14. Sir Charles Newbold P. stated:-A preliminary objection is in the nature of what used to be a demurrer. It raises a pure point of law which is argued on the assumption that all the facts pleaded by the other side are correct. It cannot be raised if any fact has to be ascertained or if what is sought is the exercise of judicial discretion. The improper raising of preliminary objections does nothing but unnecessarily increase costs and on occasion, confuse the issue, and this improper practice should stop.

15. Similarly the Supreme Court in the case of Hassan Ali Joho & Another vs Suleiman Said Shabal & 2 Others SCK Petition No. 10 of 2013 [2014] eKLR held that:-A preliminary objection consists of a point of law which has been pleaded or which arises by clear implication out of pleadings and which if argued as a preliminary point may dispose of the suit.

16. Further in the case of Hassan Nyanje Charo vs Khatib Mwashetani & 3 Others, [2014] eKLR the court held that:-Thus a preliminary objection may only be raised on a ‘pure question of law.’ To discern such a point of law, the court has to be satisfied that there is no proper contest as to the facts. The facts are deemed agreed, as they are prima facie presented in the pleadings on record.

17. Evidently, a preliminary objection should be founded upon a settled and crisp point of law, to the intent that its application to undisputed facts, leads to but one conclusion: that the facts are incompatible with that point of law.

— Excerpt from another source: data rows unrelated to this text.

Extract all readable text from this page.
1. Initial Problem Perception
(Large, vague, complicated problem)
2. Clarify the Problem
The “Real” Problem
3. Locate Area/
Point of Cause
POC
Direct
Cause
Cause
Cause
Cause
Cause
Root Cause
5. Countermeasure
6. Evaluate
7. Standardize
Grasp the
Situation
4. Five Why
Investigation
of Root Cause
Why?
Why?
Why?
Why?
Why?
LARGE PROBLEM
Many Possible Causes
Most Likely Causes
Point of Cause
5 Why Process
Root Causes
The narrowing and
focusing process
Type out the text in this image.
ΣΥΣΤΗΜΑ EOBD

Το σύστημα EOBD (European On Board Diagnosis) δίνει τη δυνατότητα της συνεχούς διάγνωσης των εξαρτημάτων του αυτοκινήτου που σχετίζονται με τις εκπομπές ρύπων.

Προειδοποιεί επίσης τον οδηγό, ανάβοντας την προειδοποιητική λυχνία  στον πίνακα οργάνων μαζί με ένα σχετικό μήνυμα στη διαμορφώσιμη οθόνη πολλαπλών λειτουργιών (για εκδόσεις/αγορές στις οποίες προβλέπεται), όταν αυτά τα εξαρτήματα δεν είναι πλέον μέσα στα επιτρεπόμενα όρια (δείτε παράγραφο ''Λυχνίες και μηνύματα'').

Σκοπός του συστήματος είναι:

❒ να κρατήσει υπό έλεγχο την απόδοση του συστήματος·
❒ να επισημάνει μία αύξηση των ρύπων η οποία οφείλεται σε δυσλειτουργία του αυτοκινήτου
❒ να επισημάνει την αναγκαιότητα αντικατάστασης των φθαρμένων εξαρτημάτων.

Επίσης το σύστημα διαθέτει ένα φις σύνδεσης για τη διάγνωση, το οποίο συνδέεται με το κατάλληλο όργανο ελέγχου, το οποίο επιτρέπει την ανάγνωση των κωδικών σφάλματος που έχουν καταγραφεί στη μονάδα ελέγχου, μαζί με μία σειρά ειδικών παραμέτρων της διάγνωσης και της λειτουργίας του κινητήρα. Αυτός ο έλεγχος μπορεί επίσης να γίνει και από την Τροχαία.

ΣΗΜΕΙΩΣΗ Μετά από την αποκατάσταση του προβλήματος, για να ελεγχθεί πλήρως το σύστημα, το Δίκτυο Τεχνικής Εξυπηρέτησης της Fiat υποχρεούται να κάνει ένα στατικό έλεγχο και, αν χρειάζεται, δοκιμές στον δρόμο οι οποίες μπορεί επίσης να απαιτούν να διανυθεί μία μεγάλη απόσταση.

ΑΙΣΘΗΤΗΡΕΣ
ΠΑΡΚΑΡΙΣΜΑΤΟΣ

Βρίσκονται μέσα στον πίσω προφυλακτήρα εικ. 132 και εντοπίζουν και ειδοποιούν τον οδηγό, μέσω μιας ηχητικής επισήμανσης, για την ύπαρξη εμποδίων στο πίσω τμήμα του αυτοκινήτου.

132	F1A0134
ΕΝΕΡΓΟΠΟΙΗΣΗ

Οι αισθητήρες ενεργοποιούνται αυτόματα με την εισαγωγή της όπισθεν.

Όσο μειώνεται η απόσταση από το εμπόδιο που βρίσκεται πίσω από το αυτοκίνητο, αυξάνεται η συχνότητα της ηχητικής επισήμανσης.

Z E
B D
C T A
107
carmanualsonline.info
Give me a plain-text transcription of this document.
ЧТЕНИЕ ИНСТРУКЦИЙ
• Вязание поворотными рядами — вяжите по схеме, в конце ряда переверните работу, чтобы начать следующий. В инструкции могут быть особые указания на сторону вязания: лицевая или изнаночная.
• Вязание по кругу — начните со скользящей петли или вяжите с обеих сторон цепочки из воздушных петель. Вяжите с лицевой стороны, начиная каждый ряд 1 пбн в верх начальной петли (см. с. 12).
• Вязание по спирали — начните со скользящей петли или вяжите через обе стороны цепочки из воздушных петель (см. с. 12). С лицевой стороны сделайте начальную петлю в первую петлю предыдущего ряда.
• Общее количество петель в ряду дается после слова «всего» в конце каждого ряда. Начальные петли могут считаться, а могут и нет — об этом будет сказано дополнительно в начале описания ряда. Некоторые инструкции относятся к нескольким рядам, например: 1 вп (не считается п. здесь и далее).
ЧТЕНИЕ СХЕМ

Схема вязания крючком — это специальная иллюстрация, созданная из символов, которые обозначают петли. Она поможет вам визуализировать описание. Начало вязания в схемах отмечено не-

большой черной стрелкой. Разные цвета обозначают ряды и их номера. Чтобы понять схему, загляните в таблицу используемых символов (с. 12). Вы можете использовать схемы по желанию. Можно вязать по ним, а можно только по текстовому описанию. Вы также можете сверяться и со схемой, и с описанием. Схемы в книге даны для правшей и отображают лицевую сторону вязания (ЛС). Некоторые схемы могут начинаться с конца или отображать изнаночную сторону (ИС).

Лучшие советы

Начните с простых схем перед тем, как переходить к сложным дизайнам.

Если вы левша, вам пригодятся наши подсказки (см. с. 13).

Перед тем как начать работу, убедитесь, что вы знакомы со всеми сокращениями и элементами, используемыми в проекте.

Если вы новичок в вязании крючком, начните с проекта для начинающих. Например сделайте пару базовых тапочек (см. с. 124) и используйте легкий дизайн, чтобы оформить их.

18. The appellants argue that LR No. INOI/KAITHERI/262 does not comprise part of the estate of the deceased as they and the deceased are joint proprietors of the suit land and therefore the land automatically passes to them pursuant to the doctrine of survivorship. I have perused the court record and noted that entry no. 6 on the green card lists the proprietors of the property as the appellants and the deceased. The respondent however contends that he entered into a sale agreement with the deceased in respect of the suit land whereby the deceased borrowed Kshs. 352,500/- and put up his title as security for the loan. The appellants have argued that they did not take part in the alleged sale despite the fact that they have legal interest in the property.

19. The respondent is an interested party in the succession cause and is claiming the same land as the appellant. The issues that arise are somehow complex because they go beyond the subject of succession. It is not in the interests of justice that such a matter is disposed of through a preliminary objection. The parties ought to ventilate their issues through evidence either before the Environment and Land Court or in the current succession cause depending on the forum they may choose. Both parties have advocates on record for them in Succession Cause No. 167 of 2018 and as such, they are not in want of advice.

20. The preliminary objection, in my considered view, is not a pure point of law and the issues raised thereon can only be resolved through evidence of the parties.

21. I have perused the ruling of the learned magistrate that dismissed the preliminary objection. I find no basis to fault the magistrate’s finding.

22. I find no merit in this appeal and I hereby dismiss it with costs.

23. It is hereby so ordered.

DATED AND SIGNED AT KERUGOYA THIS 26TH DAY OF OCTOBER, 2023. F. MUCHEMIJUDGEJudgement delivered through video link this 26th day of October, 2023.